Scientific classification
- Kingdom: Plantae
- Clade: Embryophytes
- Clade: Tracheophytes
- Clade: Angiosperms
- Clade: Eudicots
- Clade: Rosids
- Order: Malpighiales
- Family: Chrysobalanaceae
- Genus: Moquilea
- Species: M. pyrifolia
- Binomial name: Moquilea pyrifolia (Griseb.) R.O.Williams
- Synonyms: Licania pyrifolia Griseb. ; Moquilea macrocarpa Pittier ;

= Moquilea pyrifolia =

- Genus: Moquilea
- Species: pyrifolia
- Authority: (Griseb.) R.O.Williams
- Conservation status: LC

Species of tree

Moquilea pyrifolia, synonym Licania pyrifolia, commonly known as merecure, is a species of flowering tree in the family Chrysobalanaceae. It has large green fruits, similar in size to the avocado, greenish with whitish freckles.

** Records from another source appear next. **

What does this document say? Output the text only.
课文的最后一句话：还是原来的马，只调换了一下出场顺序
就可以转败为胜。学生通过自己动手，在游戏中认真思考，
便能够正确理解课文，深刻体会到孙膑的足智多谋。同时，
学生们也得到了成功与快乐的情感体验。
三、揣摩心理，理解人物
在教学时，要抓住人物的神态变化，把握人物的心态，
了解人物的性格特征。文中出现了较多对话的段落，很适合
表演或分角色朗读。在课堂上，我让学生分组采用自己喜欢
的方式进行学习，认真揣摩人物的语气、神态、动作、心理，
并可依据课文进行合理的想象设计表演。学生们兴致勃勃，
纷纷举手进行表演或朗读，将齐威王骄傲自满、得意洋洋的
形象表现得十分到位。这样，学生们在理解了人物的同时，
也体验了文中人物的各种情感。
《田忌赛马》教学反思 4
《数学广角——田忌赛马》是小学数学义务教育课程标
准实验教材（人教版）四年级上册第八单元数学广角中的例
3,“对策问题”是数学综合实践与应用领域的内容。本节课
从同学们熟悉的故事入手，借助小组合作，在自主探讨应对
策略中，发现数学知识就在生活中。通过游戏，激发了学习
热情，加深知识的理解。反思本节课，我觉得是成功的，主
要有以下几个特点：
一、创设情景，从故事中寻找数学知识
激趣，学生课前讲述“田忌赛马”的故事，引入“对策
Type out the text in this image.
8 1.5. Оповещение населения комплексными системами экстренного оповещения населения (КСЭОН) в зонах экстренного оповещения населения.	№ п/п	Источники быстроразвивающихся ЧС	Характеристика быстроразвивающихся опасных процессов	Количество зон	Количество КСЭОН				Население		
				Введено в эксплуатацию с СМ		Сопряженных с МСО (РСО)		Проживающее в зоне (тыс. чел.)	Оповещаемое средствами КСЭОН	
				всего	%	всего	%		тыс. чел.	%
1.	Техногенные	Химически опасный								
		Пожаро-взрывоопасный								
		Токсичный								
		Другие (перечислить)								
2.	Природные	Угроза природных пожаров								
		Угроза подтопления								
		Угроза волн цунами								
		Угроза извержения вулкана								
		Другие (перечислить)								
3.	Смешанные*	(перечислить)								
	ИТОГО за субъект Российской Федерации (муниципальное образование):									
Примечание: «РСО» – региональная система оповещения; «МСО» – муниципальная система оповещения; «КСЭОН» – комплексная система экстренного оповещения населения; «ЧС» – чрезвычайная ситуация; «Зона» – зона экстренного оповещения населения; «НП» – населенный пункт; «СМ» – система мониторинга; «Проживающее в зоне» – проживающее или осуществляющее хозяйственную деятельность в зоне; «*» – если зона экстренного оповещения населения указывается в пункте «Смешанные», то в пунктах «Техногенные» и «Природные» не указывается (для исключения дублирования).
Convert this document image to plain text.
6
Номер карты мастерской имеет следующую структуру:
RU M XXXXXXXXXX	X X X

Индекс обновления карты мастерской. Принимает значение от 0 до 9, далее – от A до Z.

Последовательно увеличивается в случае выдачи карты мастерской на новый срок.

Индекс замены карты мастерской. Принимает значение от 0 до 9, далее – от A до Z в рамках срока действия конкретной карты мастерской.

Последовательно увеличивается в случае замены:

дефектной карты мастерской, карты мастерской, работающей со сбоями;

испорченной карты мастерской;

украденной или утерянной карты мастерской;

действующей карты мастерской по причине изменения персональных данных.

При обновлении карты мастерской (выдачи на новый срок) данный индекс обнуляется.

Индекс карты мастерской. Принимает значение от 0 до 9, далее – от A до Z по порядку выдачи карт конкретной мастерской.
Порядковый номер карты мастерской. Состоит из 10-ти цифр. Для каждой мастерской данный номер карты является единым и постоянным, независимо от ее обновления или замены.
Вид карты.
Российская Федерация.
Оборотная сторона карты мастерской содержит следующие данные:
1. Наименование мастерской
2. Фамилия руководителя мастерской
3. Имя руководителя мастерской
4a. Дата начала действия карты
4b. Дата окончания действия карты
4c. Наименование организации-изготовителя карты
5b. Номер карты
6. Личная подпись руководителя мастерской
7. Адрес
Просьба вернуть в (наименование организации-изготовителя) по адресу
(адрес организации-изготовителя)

It is widespread in the Llanos or Great Plains of the Orinoco river. The fruit is edible and it used to be planted near the Fundos for shade because it is evergreen and because of its fruit. It contains compounds that can be used to control snails and other mollusks harmful to crops. Its Latin name alludes to its leaves being similar to those of the pear tree. It is the flagship tree of the state of Apure in Venezuela.